Los primeros engrosaron un pelotón de 168 corredores, llegados desde los mejores equipos amateur de la península para participar en la 78 Clásica Ciclista Santa Cruz. La cita, convertida en la séptima de las ocho carreras valederas para la Copa de España, ofreció un bonito espectáculo de 160 kilómetros de recorrido y diez puertos puntuables, que reservaba para la final su gran prueba de fuego con la subida a Descarga. El catalán Eduard Prades, perteneciente al equipo Ayuntamiento de Tarragona, fue el vencedor de la carrera, con la que público y organizadores se mostraban más que satisfechos: «Nuestra única incertidumbre era el tiempo y hemos tenido la suerte de tenerlo de nuestra parte», apuntaban.
Marcando un ritmo distinto, pero levantando la misma expectación, se abría paso por las calles de Legazpi un vistoso desfile de carruajes de caballos. A la cabeza de la expedición figuraban ocho hermosos ejemplares, la mayoría de pura raza española, acompañados de algunos frisones holandeses y varios caballos cruzados. Tirados por ellos, iban luciendo carrocería cinco carruajes, cada uno procedente de un lugar distinto: «Han venido desde Fitero, Azagra, Milagro, Zarautz y Gabiria», explicaban Mariano Fernández y Marian Lasa, responsables del picadero Ormazarreta de Legazpi y organizadores del evento. «Queríamos traer algo diferente a las fiestas y pensamos en los desfiles de carruajes que habíamos visto en otros sitios, se lo planteamos al Ayuntamiento y estamos muy contentos con la acogida que hemos tenido», relataban. Los cinco carruajes, de corte campestre y modernos equipamientos, viajaban amarradados a los caballos con dos tipos de enganches: «Algunos van en limonera, tirados por un caballo, y otros en tronco, tirados por dos caballos», explicaban Marian y Mariano. El desfile se extendió por toda la localidad, dejando a los organizadores «con ganas de repetir».

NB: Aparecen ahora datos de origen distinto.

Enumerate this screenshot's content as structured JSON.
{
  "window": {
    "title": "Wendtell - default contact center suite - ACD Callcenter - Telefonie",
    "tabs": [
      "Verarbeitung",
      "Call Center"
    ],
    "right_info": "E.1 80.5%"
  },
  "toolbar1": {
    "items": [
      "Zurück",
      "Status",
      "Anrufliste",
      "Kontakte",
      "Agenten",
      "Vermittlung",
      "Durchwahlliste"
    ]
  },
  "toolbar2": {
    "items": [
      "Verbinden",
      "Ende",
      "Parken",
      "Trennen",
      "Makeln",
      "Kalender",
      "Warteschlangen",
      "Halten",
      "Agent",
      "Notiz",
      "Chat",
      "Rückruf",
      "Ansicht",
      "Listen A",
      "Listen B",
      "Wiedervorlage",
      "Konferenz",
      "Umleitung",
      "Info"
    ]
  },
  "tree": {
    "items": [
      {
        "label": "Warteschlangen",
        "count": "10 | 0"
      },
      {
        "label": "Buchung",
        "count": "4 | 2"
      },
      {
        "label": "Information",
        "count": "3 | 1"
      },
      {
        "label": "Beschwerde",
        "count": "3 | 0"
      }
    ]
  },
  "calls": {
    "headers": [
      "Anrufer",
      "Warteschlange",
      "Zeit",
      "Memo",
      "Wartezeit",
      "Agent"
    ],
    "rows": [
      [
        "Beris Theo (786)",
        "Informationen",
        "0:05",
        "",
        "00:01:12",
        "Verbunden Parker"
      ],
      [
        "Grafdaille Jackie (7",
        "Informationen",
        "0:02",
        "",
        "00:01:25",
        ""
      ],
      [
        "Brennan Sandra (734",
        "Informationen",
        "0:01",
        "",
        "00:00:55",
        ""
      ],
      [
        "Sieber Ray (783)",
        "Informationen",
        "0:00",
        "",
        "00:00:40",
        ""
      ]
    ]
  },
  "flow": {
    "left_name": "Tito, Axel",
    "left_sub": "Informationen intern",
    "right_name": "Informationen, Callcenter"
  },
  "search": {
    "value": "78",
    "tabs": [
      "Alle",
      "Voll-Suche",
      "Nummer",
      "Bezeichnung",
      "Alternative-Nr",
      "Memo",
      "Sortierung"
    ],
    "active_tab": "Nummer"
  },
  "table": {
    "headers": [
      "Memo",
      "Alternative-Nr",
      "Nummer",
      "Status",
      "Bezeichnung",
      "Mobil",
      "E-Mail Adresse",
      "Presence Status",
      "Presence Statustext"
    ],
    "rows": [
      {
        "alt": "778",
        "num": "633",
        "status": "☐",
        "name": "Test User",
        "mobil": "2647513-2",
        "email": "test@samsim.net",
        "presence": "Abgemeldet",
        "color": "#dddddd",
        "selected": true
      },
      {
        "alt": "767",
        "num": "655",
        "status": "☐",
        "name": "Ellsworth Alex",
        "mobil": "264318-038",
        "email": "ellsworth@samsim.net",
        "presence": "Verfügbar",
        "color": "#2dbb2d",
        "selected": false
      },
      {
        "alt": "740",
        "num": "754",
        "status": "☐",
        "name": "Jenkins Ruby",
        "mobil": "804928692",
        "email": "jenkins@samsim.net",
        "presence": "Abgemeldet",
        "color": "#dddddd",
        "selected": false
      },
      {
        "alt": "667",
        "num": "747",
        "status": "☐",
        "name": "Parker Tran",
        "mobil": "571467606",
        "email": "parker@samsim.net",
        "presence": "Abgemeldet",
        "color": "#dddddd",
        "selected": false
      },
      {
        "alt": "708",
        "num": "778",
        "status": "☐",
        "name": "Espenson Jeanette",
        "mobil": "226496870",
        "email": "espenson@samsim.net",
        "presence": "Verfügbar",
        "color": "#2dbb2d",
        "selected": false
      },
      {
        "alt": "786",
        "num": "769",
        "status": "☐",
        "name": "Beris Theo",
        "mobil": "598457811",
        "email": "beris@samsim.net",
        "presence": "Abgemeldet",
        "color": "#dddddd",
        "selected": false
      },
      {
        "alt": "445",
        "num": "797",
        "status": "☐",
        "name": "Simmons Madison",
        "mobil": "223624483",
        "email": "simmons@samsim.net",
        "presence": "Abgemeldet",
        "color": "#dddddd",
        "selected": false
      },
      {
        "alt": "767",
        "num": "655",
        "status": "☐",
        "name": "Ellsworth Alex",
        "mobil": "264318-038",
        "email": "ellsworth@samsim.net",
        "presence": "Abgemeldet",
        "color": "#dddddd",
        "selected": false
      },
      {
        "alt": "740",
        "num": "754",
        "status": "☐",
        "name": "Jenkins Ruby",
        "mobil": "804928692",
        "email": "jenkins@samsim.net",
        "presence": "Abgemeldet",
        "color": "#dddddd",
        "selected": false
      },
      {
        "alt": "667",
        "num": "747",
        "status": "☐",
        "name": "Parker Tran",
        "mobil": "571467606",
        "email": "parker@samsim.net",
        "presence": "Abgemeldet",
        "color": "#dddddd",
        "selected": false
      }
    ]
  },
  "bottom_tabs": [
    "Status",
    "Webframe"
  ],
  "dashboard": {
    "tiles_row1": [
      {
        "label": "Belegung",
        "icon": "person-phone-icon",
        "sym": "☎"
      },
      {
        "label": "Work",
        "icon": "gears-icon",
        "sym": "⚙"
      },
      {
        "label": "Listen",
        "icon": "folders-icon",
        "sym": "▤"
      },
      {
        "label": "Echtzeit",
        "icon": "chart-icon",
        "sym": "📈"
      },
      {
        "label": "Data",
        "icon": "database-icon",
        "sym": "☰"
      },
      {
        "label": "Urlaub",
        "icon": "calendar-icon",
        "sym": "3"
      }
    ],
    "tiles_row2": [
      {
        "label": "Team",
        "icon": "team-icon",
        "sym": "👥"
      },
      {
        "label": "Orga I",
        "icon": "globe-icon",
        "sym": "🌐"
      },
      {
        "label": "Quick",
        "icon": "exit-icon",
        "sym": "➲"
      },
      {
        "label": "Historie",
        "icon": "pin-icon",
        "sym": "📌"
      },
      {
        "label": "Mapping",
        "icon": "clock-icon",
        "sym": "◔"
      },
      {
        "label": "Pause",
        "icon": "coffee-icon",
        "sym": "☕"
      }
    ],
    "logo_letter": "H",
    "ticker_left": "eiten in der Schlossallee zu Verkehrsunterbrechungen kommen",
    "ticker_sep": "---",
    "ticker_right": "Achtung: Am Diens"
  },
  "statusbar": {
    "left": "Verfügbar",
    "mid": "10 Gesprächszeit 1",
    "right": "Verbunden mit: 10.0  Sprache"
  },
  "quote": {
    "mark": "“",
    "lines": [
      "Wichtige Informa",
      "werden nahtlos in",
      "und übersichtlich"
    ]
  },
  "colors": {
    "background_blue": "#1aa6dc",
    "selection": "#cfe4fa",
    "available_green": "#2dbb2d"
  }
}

También fue el día de la tamborrada infantil, en la que 165 niños recorrieron las calles capitaneados por el general, Andoni Carballo, y la cantinera mayor, Ane Mugerza. La cuadrilla ofreció sus mejores galas y sonrisas, en el sonoro estruendo de tambores que fue seguido por centenares de vecinos.
Junto a todo ello, la banda, los txistularis, los bolaris, el tiro al plato, los bertsolaris y la rondalla de Legazpi animaron la segunda jornada festiva.
Hasta el Día de Mirandaola
Quedan por delante tres intensos días de fiesta en Legazpi. Hoy se celebrará la IV Feria de Productos de Caserío y Ganado local, mañana tendrá lugar el día grande con la tradicional Ezpata Dantza y el domingo las celebraciones culminarán con la romería de Mirandaola, donde habrá ocasión de ver la ferrería en marcha y disfrutar de bertsolaris, dantzaris y una comida popular.